Pearson correlation matrix of browning index (BI), color (L*, a*, ΔE*), enzymes (PAL, PPO, POD), total phenol content (TPC), browning products (soluble quinone (SQ), intermediate product (IP), advanced product (AP)), related membrane peroxides (LOX, MDA, H₂O₂), antioxidant enzymes (CAT, SOD), and antioxidant activity (DPPH). Different asterisks indicate different levels of significance (* p ≤ 0.05; ** p ≤ 0.01).

This study revealed that a suitable concentration can perform a better browning mediation effect, whether individual usage or in combination with other technologies. It is not the case that the higher the dose of nature extract, the better anti-browning preservation effect (Fig. 7). On the one hand, US + 0.01% HLE effectively reduced the activity of browning enzymes (PPO, POD), and significantly reduced the content of phenols, soluble quinones, intermediate, and advanced products. On the other hand, ROS-redox imbalance was impaired, evidenced by less MDA, H₂O₂, LOX activity, and higher CAT, SOD, and antioxidant capacity. Overall, US combined with low-dose extracts (0.01%) is a more promising browning regulation technique.

Figure 7. 

The possible mechanism whereby treatments of US coupled with hawthorn leaf extract as an effective combination technology alleviate the development of browning.

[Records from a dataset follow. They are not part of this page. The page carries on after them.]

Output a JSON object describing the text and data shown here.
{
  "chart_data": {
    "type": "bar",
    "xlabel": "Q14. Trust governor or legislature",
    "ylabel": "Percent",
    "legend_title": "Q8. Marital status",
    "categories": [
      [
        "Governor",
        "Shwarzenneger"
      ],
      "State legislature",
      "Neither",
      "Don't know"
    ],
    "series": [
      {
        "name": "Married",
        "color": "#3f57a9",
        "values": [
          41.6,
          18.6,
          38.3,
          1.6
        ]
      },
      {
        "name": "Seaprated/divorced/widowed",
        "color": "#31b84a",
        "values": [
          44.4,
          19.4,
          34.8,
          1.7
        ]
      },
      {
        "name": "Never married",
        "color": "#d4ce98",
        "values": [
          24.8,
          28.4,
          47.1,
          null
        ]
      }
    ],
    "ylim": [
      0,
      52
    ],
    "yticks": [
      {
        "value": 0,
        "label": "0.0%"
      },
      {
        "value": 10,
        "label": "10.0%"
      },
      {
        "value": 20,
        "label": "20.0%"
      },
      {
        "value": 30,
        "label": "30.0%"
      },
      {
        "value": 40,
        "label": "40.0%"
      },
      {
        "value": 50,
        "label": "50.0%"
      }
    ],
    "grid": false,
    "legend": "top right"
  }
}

The results demonstrated that combined treatment better alleviated fresh-cut browning than US and HLE treatment alone at the optimized conditions, particularly with low concentration (0.01% HLE). It maintained a better color appearance and lower BI value. The US + 0.01% HLE treatment produced the least content of soluble quinones, intermediate, and advanced products. The greatest inhibition on the activity of PPO, POD, and PAL, along with the accumulation of total phenolics, was also achieved. Meanwhile, the lowest H₂O₂, MDA content, and LOX activity, and the highest activities of CAT and SOD were achieved by US + 0.01% HLE treatment. Correlation analysis demonstrated that all the detected parameters mentioned above influenced browning except for phenylalanine ammonia-lyase. It is suspected that controlling the key factors of the enzymatic browning reaction including enzymes, substance, and products may help US + 0.01% HLE treatment to produce the best browning alleviation effect. Additionally, modulation of the ROS-redox imbalance may also produce a synergistic and excellent anti-browning effect. Overall, ultrasound coupling extract (US + 0.01% HLE) is a promising technology for discoloration control in the fresh-cut industry. To our knowledge, this is the first report that has shown that less extract produces a better anti-browning effect when combined with US.